La réponse courte
Oui, tu peux appeler le portable d'un dirigeant pour lui proposer un service lié à son activité, sans lui demander son accord avant. C'est le régime français de la prospection B2B : pas d'opt-in, mais un cadre. Ce cadre tient en 4 conditions, et il ne change pas le 11 août 2026, parce que la nouvelle loi sur le démarchage téléphonique ne vise que les consommateurs.
Pourquoi c'est encadré : un mobile est une donnée personnelle
Un numéro de téléphone permet d'identifier une personne : c'est l'exemple type de la donnée personnelle « indirecte » cité par la CNIL. Le fait qu'un gérant l'affiche sur sa fiche Google Maps ou sur son site n'y change rien.
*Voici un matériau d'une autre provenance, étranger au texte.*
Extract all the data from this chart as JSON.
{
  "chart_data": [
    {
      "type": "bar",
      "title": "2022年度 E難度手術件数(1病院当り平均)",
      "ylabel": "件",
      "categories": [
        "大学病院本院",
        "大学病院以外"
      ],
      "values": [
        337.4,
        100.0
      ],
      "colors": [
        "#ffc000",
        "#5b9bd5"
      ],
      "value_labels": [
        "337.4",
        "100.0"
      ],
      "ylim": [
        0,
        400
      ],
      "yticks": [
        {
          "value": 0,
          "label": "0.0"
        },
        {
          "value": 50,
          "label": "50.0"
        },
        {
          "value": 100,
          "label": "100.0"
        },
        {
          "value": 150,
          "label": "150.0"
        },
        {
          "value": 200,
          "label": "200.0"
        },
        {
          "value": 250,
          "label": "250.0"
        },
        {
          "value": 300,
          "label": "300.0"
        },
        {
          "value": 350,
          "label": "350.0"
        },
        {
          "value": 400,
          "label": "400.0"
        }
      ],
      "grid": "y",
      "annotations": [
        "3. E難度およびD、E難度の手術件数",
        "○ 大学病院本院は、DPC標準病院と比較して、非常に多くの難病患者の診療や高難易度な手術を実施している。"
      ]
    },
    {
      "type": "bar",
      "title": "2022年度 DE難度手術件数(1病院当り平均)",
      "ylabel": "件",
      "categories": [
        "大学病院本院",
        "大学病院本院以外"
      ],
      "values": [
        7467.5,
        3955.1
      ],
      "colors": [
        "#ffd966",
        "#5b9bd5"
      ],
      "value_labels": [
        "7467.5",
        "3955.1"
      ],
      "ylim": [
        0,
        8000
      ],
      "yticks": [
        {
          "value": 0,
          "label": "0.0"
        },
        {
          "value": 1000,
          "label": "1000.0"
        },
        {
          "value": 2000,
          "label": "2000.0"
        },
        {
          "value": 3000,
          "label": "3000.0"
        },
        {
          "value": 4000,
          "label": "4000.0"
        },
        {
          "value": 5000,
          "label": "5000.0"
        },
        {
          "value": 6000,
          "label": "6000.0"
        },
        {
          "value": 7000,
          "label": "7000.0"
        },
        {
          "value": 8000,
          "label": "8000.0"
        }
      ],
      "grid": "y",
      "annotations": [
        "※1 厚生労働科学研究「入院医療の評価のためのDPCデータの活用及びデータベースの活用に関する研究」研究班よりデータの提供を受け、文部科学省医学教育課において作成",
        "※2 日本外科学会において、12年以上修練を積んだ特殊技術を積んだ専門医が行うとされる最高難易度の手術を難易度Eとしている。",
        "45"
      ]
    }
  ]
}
La CNIL est claire sur ce point : les coordonnées aspirées sur des sites web ou des annuaires en ligne restent des données personnelles, même publiquement accessibles, et ne sont pas librement réutilisables.
Conséquence : tu peux les utiliser, à quatre conditions près.
Les 4 conditions pour appeler légalement
1. Ton offre doit concerner sa profession
C'est la condition centrale posée par la CNIL : la prospection de professionnels peut être fondée sur l'intérêt légitime « lorsque l'objet de la sollicitation est en rapport avec la profession de la personne démarchée ». L'exemple donné par la CNIL : présenter les mérites d'un logiciel au directeur informatique d'une entreprise.
Transposé à ton cas : appeler le gérant d'un institut de beauté pour lui proposer de refaire son site ou de gérer ses réseaux, c'est en rapport avec sa profession. L'appeler pour lui vendre un placement financier personnel, non. Là, tu bascules côté consommateur, et après le 11 août 2026, côté interdiction.
2. Tu dois l'informer, au plus tard au premier appel
Tu n'as pas collecté son numéro auprès de lui, donc l'article 14 du RGPD s'applique : information dans le mois suivant la collecte, ou au plus tard lors de la première communication quand les données servent justement à communiquer. En pratique, au premier appel : tu dis qui tu es, pourquoi tu appelles, et tu sais répondre à « vous avez eu mon numéro où ? ». La CNIL demande explicitement que la source des données fasse partie de l'information.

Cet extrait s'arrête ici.